The infamous secret society issued new guidance this week, saying that women are now allowed to join the brotherhood and wear skirts if they wish.
Dailymail.co.uk reports: The Freemasons have told their 200,000 members that ‘a Freemason who after initiation ceases to be a man does not cease to be a Freemason’.
The organisation’s gender reassignment guidance – which was issued to the brotherhood on July 17 – also said that a woman who had become a man may become a member.
Women who have not undergone reassignment surgery will still be exempt from Freemason membership, however.
In its new policy document, the policy also asks brethren to treat anyone going through gender reassignment with the ‘utmost compassion’ and support.

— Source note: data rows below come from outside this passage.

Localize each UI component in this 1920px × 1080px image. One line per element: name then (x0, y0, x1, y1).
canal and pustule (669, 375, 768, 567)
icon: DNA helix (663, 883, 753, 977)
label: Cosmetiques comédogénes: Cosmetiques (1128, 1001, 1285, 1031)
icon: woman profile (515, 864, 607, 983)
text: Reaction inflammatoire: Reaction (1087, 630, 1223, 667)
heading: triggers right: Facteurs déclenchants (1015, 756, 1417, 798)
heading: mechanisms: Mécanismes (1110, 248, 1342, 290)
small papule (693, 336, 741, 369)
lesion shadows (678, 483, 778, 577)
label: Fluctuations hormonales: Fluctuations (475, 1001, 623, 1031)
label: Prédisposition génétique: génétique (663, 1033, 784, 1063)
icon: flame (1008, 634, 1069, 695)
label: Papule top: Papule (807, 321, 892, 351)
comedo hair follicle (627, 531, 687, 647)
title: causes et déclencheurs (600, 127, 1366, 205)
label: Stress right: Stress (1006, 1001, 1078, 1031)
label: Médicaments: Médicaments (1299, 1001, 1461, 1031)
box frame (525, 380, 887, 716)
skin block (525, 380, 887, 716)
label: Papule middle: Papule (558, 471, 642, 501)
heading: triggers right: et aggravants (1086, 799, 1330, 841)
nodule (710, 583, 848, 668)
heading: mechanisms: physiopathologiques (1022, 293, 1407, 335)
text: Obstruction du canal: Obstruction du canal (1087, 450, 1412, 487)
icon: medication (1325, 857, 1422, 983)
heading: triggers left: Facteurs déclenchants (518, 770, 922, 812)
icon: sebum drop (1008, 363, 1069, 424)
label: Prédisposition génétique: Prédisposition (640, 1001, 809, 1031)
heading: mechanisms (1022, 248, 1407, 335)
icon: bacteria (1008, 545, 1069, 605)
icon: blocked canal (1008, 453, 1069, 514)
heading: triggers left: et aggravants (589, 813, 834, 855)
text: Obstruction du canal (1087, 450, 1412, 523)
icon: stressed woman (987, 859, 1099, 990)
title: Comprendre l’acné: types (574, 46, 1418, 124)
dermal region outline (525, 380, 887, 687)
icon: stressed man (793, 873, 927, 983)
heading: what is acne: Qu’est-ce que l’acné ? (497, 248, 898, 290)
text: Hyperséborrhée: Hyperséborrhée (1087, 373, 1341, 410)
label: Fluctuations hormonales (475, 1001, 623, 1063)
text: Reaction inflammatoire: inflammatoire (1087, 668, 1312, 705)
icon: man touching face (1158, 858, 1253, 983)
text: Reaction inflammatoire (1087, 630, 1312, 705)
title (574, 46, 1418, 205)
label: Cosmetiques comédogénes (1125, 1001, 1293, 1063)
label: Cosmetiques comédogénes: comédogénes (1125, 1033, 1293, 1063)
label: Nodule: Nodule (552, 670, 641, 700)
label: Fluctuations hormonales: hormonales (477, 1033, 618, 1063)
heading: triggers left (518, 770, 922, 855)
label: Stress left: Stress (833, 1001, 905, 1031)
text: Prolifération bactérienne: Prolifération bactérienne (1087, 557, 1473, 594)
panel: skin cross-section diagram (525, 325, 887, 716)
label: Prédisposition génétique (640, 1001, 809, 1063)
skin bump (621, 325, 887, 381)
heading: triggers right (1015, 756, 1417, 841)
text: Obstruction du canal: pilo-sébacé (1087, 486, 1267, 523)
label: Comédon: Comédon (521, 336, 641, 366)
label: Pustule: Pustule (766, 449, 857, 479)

It reads: ‘It is important that any situation involving gender reassignment of a Freemason is treated with the utmost compassion and sensitivity and that the individual is supported throughout the process.
‘No candidate should be subjected to questions about their gender which could make them feel uncomfortable.’
Some traditions remain, however. When formally greeting fellow brethren, they must be called ‘Brother’.
If someone has changed gender to become a woman, they may be called by their female name such as ‘Brother Lucy’.
Earlier this week Edward Lord, who chairs the City of London’s establishment committee and who identifies as ‘non-binary’, was condemned as a hypocrite on social media for playing an official role in Freemasonry.
One user wrote: ‘So does this mean you will be campaigning to allow women into the male lodges of the Freemasons as well. You know what with all spaces becoming mixed and all?’
Responding to allegations of hypocrisy, Edward Lord said: ‘It is something I continue to struggle with and continue to think about.
‘If it was entirely up to me I would change things, but you have to take 250,000 members with you.’
Currently, the Freemasons’s single-sex admissions policy is exempt from sex discrimination legislation but there is one loophole.
Under English law transgender people have a ‘protected characteristic’ and can go into any single sex space.
The Gender Recognition Act of 2004 and the Equality Act of 2010 stops Freemasons from excluding transgender men and women.